Would I discourage people from buying nVidia graphics cards if they want them to be usable on Linux machines? Not necessarily, I did say so when I spoke to my brother earlier on the phone tonight. But maybe that's taking it too far.

I think that AMD cards are definitely easier to get going with on Linux (caveat: I don't have any personal experience of it, but I know people who have very good experience with them). On the other hand, once it works, the nVidia cards are known to have great performance, on Linux also.

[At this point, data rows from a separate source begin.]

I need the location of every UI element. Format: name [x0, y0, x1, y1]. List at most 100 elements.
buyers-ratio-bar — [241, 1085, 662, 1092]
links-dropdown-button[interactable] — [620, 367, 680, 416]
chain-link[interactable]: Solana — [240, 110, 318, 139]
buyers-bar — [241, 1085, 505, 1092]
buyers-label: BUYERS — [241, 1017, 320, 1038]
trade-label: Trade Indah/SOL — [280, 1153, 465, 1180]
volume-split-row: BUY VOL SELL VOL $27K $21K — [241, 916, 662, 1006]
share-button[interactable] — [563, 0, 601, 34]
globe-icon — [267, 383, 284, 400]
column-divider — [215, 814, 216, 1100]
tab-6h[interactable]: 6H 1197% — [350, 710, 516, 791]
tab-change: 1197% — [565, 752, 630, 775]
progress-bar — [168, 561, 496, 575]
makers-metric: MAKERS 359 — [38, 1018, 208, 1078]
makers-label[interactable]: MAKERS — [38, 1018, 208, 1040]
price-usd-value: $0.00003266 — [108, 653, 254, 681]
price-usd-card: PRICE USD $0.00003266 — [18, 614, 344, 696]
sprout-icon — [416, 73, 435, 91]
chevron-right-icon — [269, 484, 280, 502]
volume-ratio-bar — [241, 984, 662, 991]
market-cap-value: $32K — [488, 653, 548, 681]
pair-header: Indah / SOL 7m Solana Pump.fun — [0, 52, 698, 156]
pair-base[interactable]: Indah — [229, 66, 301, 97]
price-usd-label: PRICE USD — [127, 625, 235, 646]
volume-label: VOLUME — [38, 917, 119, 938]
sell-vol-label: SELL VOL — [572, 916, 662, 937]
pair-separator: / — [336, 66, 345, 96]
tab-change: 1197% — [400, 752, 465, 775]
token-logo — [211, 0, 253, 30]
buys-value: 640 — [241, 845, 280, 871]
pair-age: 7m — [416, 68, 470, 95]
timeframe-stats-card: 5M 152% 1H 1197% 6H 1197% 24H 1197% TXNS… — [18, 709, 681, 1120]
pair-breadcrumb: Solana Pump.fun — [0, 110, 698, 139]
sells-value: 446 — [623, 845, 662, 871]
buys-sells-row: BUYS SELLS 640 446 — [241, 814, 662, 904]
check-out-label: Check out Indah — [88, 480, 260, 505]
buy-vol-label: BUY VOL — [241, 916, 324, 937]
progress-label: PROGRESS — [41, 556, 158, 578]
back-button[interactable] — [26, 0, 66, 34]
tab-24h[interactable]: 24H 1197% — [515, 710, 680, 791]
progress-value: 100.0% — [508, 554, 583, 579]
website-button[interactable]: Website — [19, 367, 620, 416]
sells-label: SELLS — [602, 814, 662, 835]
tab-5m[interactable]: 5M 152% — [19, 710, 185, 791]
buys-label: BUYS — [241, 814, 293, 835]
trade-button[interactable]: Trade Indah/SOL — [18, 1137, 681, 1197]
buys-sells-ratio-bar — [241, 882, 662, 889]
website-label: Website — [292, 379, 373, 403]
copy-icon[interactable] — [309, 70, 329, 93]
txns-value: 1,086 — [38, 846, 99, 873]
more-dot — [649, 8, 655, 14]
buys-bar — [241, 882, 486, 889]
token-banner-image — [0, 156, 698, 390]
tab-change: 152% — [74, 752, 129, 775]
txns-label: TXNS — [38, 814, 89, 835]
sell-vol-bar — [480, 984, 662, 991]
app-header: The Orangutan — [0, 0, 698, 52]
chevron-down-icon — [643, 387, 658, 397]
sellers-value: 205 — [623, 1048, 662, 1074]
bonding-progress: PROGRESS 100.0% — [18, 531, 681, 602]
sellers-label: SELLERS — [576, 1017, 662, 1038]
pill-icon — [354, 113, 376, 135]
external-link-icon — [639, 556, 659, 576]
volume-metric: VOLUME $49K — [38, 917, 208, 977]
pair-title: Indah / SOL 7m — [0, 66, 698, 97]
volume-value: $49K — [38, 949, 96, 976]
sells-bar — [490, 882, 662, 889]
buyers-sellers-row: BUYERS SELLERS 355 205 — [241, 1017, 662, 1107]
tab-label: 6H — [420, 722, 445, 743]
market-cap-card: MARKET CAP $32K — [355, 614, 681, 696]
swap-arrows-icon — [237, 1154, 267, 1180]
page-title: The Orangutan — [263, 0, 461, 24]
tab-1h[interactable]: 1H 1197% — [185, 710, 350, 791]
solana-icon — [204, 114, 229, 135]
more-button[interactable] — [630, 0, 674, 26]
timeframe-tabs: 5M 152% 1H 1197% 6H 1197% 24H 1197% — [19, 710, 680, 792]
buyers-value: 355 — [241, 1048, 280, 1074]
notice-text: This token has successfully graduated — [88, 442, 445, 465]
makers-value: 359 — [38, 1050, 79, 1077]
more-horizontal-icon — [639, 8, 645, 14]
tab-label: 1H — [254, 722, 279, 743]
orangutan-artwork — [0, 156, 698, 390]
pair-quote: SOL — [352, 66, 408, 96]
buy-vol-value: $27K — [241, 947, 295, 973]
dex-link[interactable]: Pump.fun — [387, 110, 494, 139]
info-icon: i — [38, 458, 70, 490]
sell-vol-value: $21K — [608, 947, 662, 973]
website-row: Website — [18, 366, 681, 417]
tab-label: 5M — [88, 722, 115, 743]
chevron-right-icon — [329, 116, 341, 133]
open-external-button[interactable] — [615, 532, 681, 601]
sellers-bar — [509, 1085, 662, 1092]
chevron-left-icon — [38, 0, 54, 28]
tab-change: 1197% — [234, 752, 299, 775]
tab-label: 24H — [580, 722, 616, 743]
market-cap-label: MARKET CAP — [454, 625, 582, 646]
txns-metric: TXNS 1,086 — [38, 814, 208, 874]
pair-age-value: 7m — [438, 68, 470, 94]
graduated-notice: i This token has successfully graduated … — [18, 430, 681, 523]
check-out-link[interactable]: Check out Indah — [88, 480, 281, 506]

So maybe the bottom line is more something like this: if you buy nVidia and want to use it on Linux, don't expect it to be a plug-and-play experience. More like "plug and pray". :smiley:


(If some of you find the difference in my tone in the beginning of this blog and the end to be very big, that's fine. It represents the state of my mind at the time of writing. When I started writing, the puzzle was still unsolved and I was rather frustrated. Now at the end, I understand more about why things broke and I feel much better about the whole thing in general.)